After all, the greatest happiness is in making others happy. The joy of the wedding day will gain a new sweetness when a kind deed adds to its pleasure. Rather let the sufferers in a hospital enjoy the colorful fragrance of the flowers than permit them to wilt, forgotten, in the church.

RICE, ETC.

Frequently a shower of rice follows the departing couple, and satin slippers are thrown after the car. Care must be taken not to overdo this ancient custom, for although it is considered good luck for one of the satin slippers to alight on the top of the car, it is certainly bad form to give the occasion any appearance whatsoever of vulgarity.

It is interesting to trace this custom back to its origin. Among the ancient Egyptians and Hebrews a slipper or sandal was a symbol that denoted an exchange of property. Women at that time were regarded as property, and they were given in exchange for other property. Later we find, in Anglo-Saxon marriages, that the bride's father delivers her shoe to the bridegroom, who touches her on the head with it in token of his ownership and authority. The custom prevailed, and still later we find that the idea of good luck is associated with the throwing of slippers at weddings. Rice and grain were combined with the ceremony of throwing shoes, obviously indicating a plea to the deity of Productiveness to bless the marriage with an abundant supply of nature's bounties.

To-day the custom is still in vogue. Old satin slippers and handfuls of rice are thrown after the departing couple.

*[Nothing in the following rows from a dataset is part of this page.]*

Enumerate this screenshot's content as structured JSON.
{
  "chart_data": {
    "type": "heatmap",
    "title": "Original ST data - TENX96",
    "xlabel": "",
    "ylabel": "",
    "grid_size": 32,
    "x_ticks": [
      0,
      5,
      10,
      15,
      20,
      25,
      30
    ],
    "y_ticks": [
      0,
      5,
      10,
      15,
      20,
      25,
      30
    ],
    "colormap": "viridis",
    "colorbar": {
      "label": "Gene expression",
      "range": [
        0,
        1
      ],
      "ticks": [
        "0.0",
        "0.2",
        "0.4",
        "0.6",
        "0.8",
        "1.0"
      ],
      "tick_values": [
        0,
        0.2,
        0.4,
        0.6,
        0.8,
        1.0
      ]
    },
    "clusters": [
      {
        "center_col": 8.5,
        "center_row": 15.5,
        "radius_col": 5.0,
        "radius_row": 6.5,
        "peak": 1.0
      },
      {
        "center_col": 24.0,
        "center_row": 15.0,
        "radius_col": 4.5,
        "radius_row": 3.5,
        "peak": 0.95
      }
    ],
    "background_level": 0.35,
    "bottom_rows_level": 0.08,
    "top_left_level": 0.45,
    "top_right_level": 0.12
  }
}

It would not be an objectionable custom if some over-enthusiastic individuals did not overdo it to the extent that it becomes almost riotous. After a solemn, dignified, well-ordered wedding ceremony, and a charming reception, it is nothing short of ridiculous to spoil it all by boisterously overdoing an old tradition. The cultured person is always well-poised, always calm—whether it be during the tense moments of the wedding-vow utterances, or the half-glad, half-sad moments of seeing the happy pair off.

THE WEDDING RECEPTION

Fashionable weddings, if not celebrated with a wedding breakfast, are followed by a reception either in the afternoon or evening. All the bridal attendants are present, and those relatives and friends who have previously received invitations.

The reception takes place in the drawing room of the bride's home. The room is decorated with flowers, and in the hall is a refreshment table on which is punch, cakes and boxes containing favors for each of the guests.